Monday, December 3, 2012

Getting in the Spirit of Things

So that deep breath that was Thanksgiving weekend has passed by and now the Christmas season is coming on full-bore.

It started Saturday, as it does every year with the Make-A-Craft fair at M, E and Z's school, which I thought (and kind of hoped) I had gotten out of this year, until someone from PTA called last week to make sure I was all set to volunteer.


Every year I like to bring my own materials for a craft that involves natural materials and some actual handwork, rather than helping out with one of the glue-gun-and-glitter crafts. Not that there's anything wrong with glue and glitter, I just like to introduce kids to an actual skill that they might otherwise never try. And I have to admit it, I like to see boys in camouflage sewing. It warms my Waldorf-wannabe heart.

In the past I've done Wee Felt Folk and gnomes; this year, because I didn't have a lot of time to cut out tiny gnome hats or fold a couple dozen pipe cleaner bodies, and because I was curious how it would go over, I did wet-felted acorns.


Most of the kids who tried it, and some parents, got really into it. And it seemed to work okay to glue the acorn caps onto the still-wet balls, but I warned everyone they might have to re-glue after the balls dried. 

It's funny to watch some parents, how little patience they have for process; if they sense their kid isn't doing it right or fast enough or is getting the tiniest bit frustrated, they want to snatch it away. Maybe (hopefully) it's just the setting, with 15 tables of crafts they want to get through in an hour. Wet felting requires a fair bit of patiences, and in a lot of cases, it seemed the littler the kids, the more willing they were to roll and roll and roll the balls until they held together (as long as their parents backed off and let them). And one little guy just wanted to come and play with a bit of wool in the warm soapy water (I was totally in support of that; his mom might not have been too thrilled about his wet clothes on a freezing day).


After the fair, I was supposed to go to Augusta for an appointment. I went into the weekend with a cold, and probably should have just called everything off, but I have a hard time breaking commitments. By the time I left, the flurries that had been flying all morning had formed just a skim on the frozen asphalt, and as I came around a big curve in the road, my car started fishtailing back and forth. A sanding truck was coming from the other direction and ditches and trees lined the road on both sides. In some sort of slow-motion nightmare, I envisioned my death (in half-a-dozen different ways, until finally my car came to rest in the weeds at the edge of someone's lawn, not four feet from the woods. I just drove across their grass and out their driveway and back home. When the Universe tells you to stay home, it's good to listen. I spent the afternoon trying to write one last story for this semester, with two kids sitting within inches from me, finger-knitting and begging me to read.

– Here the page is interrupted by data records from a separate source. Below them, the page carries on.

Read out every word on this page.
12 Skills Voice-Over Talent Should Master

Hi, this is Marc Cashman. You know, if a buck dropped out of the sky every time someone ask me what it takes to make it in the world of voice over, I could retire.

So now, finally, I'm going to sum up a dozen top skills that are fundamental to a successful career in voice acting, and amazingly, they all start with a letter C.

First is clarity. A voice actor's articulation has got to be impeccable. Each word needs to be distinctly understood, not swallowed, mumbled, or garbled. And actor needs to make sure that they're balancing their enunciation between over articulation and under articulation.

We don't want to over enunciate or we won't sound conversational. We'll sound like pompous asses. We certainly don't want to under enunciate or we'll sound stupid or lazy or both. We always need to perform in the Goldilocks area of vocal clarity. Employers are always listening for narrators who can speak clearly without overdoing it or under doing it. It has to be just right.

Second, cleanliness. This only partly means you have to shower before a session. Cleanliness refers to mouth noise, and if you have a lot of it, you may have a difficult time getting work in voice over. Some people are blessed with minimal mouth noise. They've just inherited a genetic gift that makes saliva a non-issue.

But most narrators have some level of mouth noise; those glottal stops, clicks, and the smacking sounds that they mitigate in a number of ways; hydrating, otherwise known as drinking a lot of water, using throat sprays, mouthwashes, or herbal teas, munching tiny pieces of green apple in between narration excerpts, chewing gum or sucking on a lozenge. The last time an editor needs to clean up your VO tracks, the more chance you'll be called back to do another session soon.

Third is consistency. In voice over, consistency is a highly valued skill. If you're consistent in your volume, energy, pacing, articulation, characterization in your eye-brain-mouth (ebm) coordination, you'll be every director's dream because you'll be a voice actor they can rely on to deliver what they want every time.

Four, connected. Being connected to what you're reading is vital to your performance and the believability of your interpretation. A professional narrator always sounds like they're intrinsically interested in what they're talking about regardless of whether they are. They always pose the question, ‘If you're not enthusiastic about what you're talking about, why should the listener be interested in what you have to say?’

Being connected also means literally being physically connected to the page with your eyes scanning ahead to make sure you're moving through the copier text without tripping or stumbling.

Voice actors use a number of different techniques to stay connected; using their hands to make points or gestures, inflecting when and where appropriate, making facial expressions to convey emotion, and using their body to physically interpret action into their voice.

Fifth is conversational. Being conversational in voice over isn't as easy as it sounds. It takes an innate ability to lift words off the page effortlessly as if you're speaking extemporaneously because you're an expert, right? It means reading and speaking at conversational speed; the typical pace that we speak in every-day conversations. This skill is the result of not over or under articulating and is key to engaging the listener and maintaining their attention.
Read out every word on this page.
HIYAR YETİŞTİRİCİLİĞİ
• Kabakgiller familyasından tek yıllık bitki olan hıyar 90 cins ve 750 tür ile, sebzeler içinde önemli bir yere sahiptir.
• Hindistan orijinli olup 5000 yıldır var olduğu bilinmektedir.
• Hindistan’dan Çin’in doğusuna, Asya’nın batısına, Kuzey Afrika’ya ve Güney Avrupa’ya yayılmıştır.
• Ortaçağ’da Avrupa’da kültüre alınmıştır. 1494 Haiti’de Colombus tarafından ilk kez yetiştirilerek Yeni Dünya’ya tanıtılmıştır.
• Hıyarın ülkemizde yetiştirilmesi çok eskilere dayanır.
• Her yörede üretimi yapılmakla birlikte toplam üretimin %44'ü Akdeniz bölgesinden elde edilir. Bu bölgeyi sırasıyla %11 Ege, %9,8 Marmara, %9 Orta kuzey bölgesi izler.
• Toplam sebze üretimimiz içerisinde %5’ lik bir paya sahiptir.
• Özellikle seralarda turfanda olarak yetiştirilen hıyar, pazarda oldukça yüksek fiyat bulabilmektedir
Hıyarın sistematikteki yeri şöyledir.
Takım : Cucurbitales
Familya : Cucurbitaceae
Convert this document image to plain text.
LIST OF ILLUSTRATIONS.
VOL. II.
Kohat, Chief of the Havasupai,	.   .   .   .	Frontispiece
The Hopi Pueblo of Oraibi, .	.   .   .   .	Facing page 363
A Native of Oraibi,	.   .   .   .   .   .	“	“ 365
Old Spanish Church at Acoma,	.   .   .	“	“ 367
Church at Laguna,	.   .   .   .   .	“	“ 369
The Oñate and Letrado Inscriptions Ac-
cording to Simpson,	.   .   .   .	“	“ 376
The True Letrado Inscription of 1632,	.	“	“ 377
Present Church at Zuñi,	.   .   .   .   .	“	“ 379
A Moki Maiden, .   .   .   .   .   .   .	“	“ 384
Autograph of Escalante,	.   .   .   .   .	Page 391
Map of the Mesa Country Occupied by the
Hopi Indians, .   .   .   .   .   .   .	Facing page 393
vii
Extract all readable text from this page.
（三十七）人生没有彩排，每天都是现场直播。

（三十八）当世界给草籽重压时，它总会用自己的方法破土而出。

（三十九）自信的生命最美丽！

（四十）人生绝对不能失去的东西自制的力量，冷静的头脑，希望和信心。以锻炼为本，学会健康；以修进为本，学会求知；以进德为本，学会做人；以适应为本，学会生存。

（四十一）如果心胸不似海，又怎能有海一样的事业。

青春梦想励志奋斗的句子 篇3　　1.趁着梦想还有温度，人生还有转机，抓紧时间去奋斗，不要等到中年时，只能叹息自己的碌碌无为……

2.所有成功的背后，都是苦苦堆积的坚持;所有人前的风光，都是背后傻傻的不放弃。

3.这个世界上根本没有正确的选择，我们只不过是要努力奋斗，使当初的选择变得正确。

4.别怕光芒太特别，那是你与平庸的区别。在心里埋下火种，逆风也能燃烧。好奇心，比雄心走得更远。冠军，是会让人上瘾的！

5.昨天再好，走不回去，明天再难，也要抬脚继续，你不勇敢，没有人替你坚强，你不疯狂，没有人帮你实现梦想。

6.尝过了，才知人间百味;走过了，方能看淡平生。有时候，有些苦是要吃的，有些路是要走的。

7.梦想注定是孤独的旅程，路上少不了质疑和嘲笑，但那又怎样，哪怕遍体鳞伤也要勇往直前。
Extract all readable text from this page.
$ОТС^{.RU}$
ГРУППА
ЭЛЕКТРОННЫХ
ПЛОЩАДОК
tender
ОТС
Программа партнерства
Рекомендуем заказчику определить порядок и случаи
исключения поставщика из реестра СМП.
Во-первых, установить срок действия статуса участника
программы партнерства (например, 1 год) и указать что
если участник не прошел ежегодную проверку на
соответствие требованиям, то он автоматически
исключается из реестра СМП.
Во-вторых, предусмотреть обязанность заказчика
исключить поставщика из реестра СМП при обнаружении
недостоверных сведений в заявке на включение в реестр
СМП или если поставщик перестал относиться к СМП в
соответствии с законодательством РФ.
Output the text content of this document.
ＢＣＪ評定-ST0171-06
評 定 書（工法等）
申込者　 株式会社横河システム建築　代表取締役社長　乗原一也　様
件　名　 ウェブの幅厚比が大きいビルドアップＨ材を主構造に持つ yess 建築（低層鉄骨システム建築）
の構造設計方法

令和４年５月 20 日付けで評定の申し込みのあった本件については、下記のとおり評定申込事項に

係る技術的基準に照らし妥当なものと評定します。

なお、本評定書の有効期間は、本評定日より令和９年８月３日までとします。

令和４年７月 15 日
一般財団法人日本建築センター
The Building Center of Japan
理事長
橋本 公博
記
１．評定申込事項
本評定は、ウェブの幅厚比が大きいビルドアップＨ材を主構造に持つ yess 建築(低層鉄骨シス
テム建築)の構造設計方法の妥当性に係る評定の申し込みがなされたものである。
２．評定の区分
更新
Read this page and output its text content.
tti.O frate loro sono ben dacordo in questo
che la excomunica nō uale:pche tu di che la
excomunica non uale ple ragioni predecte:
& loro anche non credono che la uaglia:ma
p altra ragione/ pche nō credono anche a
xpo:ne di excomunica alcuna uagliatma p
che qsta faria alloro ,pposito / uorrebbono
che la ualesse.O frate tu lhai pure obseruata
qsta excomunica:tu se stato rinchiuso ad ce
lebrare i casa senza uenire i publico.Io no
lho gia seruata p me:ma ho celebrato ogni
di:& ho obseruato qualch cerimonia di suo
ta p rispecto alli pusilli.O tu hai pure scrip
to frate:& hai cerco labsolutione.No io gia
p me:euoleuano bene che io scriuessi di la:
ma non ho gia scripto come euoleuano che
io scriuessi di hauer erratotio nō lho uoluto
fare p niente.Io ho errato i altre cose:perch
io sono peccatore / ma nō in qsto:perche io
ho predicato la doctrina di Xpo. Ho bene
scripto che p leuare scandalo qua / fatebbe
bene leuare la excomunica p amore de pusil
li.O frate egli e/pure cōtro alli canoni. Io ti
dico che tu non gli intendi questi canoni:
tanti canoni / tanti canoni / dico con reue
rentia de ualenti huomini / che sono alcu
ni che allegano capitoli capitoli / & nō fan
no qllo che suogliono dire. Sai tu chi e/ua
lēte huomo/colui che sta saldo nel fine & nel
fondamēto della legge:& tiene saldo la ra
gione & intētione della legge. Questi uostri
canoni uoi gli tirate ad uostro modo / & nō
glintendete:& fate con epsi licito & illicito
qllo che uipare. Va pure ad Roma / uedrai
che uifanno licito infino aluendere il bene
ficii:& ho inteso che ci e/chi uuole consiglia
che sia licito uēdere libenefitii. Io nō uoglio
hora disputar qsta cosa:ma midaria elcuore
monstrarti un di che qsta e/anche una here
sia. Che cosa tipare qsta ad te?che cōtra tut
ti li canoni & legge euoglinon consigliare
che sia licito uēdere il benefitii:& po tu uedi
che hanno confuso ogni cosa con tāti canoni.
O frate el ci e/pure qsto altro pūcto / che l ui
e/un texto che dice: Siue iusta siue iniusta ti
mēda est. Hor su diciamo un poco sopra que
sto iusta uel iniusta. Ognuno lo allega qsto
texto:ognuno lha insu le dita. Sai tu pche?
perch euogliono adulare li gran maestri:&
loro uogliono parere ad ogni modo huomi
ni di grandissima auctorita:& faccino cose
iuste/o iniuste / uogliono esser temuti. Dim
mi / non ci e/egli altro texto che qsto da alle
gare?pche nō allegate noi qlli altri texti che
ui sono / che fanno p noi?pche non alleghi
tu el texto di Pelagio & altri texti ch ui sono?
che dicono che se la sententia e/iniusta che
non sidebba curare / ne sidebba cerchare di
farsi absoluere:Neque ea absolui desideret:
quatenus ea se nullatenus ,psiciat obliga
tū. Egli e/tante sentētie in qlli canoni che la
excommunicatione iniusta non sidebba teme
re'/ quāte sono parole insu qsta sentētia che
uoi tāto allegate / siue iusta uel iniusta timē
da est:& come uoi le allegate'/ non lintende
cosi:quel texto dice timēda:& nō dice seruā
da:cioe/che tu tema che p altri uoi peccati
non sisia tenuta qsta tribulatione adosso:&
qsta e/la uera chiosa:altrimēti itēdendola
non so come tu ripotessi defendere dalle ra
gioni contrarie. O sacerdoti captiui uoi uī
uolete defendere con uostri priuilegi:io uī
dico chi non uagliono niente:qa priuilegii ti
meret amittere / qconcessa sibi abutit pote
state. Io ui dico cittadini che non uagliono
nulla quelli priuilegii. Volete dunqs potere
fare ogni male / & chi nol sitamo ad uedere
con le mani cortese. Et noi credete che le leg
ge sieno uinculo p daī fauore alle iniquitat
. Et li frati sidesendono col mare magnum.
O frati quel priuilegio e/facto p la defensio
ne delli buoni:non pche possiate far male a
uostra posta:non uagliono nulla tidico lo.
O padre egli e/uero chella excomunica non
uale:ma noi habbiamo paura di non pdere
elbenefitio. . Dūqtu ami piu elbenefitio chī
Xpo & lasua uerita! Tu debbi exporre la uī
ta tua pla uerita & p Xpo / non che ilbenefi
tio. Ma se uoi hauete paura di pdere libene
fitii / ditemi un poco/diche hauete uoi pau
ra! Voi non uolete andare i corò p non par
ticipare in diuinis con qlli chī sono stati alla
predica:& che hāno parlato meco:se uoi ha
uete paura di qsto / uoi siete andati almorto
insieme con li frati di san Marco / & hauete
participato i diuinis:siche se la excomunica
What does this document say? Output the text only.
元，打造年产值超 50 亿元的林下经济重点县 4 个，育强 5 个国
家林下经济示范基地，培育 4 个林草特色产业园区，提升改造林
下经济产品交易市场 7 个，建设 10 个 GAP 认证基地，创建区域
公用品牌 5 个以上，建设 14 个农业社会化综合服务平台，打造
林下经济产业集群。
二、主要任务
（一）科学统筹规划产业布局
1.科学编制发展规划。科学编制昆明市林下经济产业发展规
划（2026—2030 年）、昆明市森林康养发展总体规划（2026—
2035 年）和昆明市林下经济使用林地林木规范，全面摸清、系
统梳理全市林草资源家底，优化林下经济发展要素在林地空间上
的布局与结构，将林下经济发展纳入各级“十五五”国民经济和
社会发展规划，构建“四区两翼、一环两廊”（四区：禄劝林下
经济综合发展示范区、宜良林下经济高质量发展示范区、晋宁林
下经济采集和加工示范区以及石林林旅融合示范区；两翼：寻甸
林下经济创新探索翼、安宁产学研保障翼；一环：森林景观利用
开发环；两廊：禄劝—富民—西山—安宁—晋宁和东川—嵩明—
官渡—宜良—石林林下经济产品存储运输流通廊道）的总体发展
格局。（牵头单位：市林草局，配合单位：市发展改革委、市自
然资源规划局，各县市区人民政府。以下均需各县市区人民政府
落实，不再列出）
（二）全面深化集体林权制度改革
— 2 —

Sunday the boys and I whipped up Christmas presents for three of their grandparents and we all headed to see Scrooge at the Opera House in Waterville (with snow tires now on the car, courtesy of C). And now that the season is in full swing, I'm feeling a bit behind, with no decorations up (Z finally took the paper bats off the windows for me this morning, so we're finally post-Halloween) and nothing planned for St. Nicholas Day Thursday.

How's your holiday season coming along?

1 comment:

  1. Your story about your drive got my heart pounding. A New Englander by birth and a Midwesterner at the moment, I nevertheless get very nervous driving in the snow. I'm so glad you were okay.

    I also love your observation about the focus of some parents on product rather than process. I've definitely been guilty of this. I remember my oldest coming home from preschool one day with a giant piece of paper covered with finger paint.

    "Oh, what is it?" I asked him.

    "Nothing. I just like smooshing the paint around."